SEATTLE –- Boeing expects to begin test flights this weekend in an effort to find the cause of two 787 lithium ion battery meltdowns in January.
Yesterday, the company confirmed it will use the ZA005 jet, one of five 787 test aircraft based at Seattle’s Boeing Field.
The battery will be closely monitored during the test flight. Voltage and other parameters could tip off engineers to any potential causes for the batteries that smoked and caught fire.
On Thursday, National Transportation Safety Board Chairman Deborah Hersman said a battery fire in the aft electrical bay of a Japan Air Lines 787 in Boston originated in cell number six, and then spread to adjacent cells.
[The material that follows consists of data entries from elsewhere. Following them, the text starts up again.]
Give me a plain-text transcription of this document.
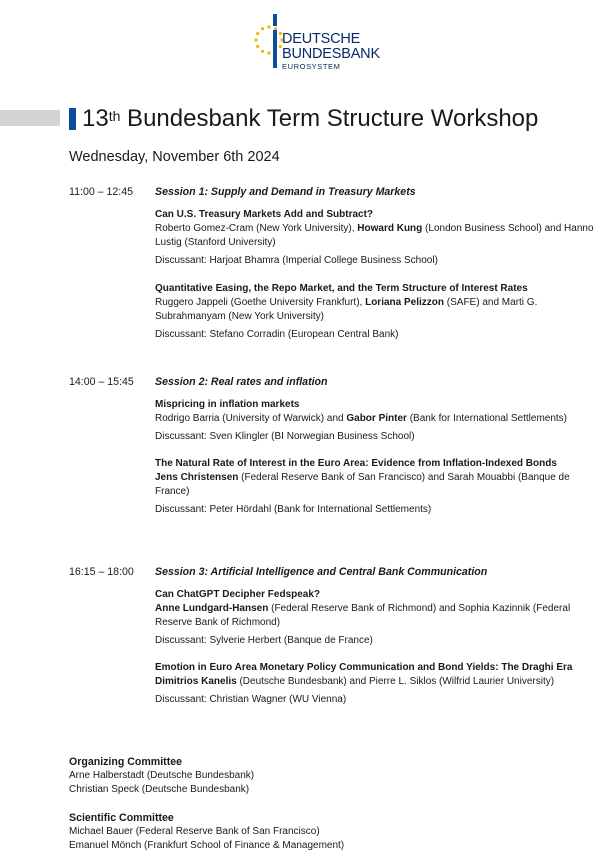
DEUTSCHE
BUNDESBANK
EUROSYSTEM
13th Bundesbank Term Structure Workshop
Wednesday, November 6th 2024
11:00 – 12:45 Session 1: Supply and Demand in Treasury Markets

Can U.S. Treasury Markets Add and Subtract?

Roberto Gomez-Cram (New York University), Howard Kung (London Business School) and Hanno Lustig (Stanford University)

Discussant: Harjoat Bhamra (Imperial College Business School)

Quantitative Easing, the Repo Market, and the Term Structure of Interest Rates

Ruggero Jappeli (Goethe University Frankfurt), Loriana Pelizzon (SAFE) and Marti G. Subrahmanyam (New York University)

Discussant: Stefano Corradin (European Central Bank)

14:00 – 15:45 Session 2: Real rates and inflation

Mispricing in inflation markets

Rodrigo Barria (University of Warwick) and Gabor Pinter (Bank for International Settlements)

Discussant: Sven Klingler (BI Norwegian Business School)

The Natural Rate of Interest in the Euro Area: Evidence from Inflation-Indexed Bonds

Jens Christensen (Federal Reserve Bank of San Francisco) and Sarah Mouabbi (Banque de France)

Discussant: Peter Hördahl (Bank for International Settlements)

16:15 – 18:00 Session 3: Artificial Intelligence and Central Bank Communication

Can ChatGPT Decipher Fedspeak?

Anne Lundgard-Hansen (Federal Reserve Bank of Richmond) and Sophia Kazinnik (Federal Reserve Bank of Richmond)

Discussant: Sylverie Herbert (Banque de France)

Emotion in Euro Area Monetary Policy Communication and Bond Yields: The Draghi Era

Dimitrios Kanelis (Deutsche Bundesbank) and Pierre L. Siklos (Wilfrid Laurier University)

Discussant: Christian Wagner (WU Vienna)

Organizing Committee
Arne Halberstadt (Deutsche Bundesbank)
Christian Speck (Deutsche Bundesbank)
Scientific Committee
Michael Bauer (Federal Reserve Bank of San Francisco)
Emanuel Mönch (Frankfurt School of Finance & Management)
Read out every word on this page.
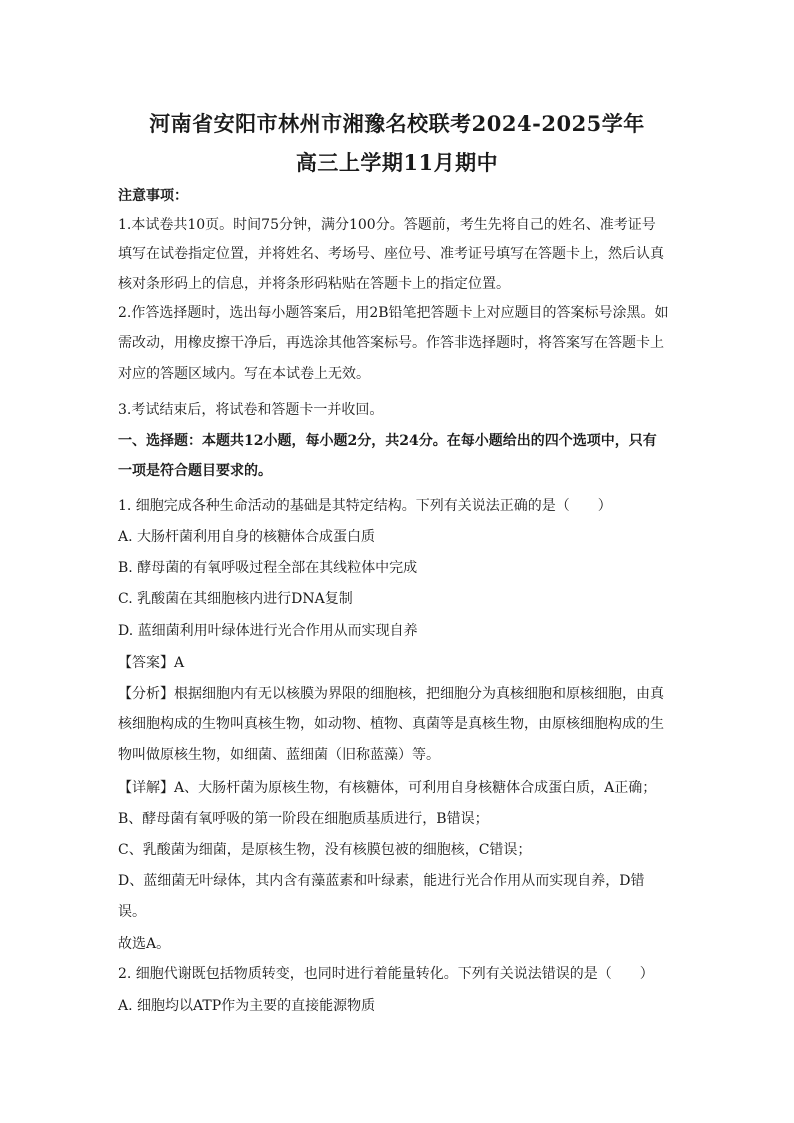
河南省安阳市林州市湘豫名校联考2024-2025学年
高三上学期11月期中
注意事项：
1.本试卷共10页。时间75分钟，满分100分。答题前，考生先将自己的姓名、准考证号
填写在试卷指定位置，并将姓名、考场号、座位号、准考证号填写在答题卡上，然后认真
核对条形码上的信息，并将条形码粘贴在答题卡上的指定位置。
2.作答选择题时，选出每小题答案后，用2B铅笔把答题卡上对应题目的答案标号涂黑。如
需改动，用橡皮擦干净后，再选涂其他答案标号。作答非选择题时，将答案写在答题卡上
对应的答题区域内。写在本试卷上无效。
3.考试结束后，将试卷和答题卡一并收回。
一、选择题：本题共12小题，每小题2分，共24分。在每小题给出的四个选项中，只有
一项是符合题目要求的。
1. 细胞完成各种生命活动的基础是其特定结构。下列有关说法正确的是（　　）
A. 大肠杆菌利用自身的核糖体合成蛋白质
B. 酵母菌的有氧呼吸过程全部在其线粒体中完成
C. 乳酸菌在其细胞核内进行DNA复制
D. 蓝细菌利用叶绿体进行光合作用从而实现自养
【答案】A
【分析】根据细胞内有无以核膜为界限的细胞核，把细胞分为真核细胞和原核细胞，由真
核细胞构成的生物叫真核生物，如动物、植物、真菌等是真核生物，由原核细胞构成的生
物叫做原核生物，如细菌、蓝细菌（旧称蓝藻）等。
【详解】A、大肠杆菌为原核生物，有核糖体，可利用自身核糖体合成蛋白质，A正确；
B、酵母菌有氧呼吸的第一阶段在细胞质基质进行，B错误；
C、乳酸菌为细菌，是原核生物，没有核膜包被的细胞核，C错误；
D、蓝细菌无叶绿体，其内含有藻蓝素和叶绿素，能进行光合作用从而实现自养，D错
误。
故选A。
2. 细胞代谢既包括物质转变，也同时进行着能量转化。下列有关说法错误的是（　　）
A. 细胞均以ATP作为主要的直接能源物质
The NTSB says while they know the origin, they do not know the root cause of the problem. Cell six also suffered short circuits, but the NTSB has yet to determine if those shorts were the result of the battery overheating and breaking down, or some sort of manufacturing defect.
The JAL airplane was delivered by Boeing on December 20th. The battery fire occurred on January 7th while parked at the gate and 15 minutes after the plane’s passengers and crews had gotten off.
A second case involving a smoking lithium ion battery in the forward electrical bay of an All Nippon Airways flight over western Japan on January 16th prompted the grounding of the world’s fleet of fifty 787 Dreamliners.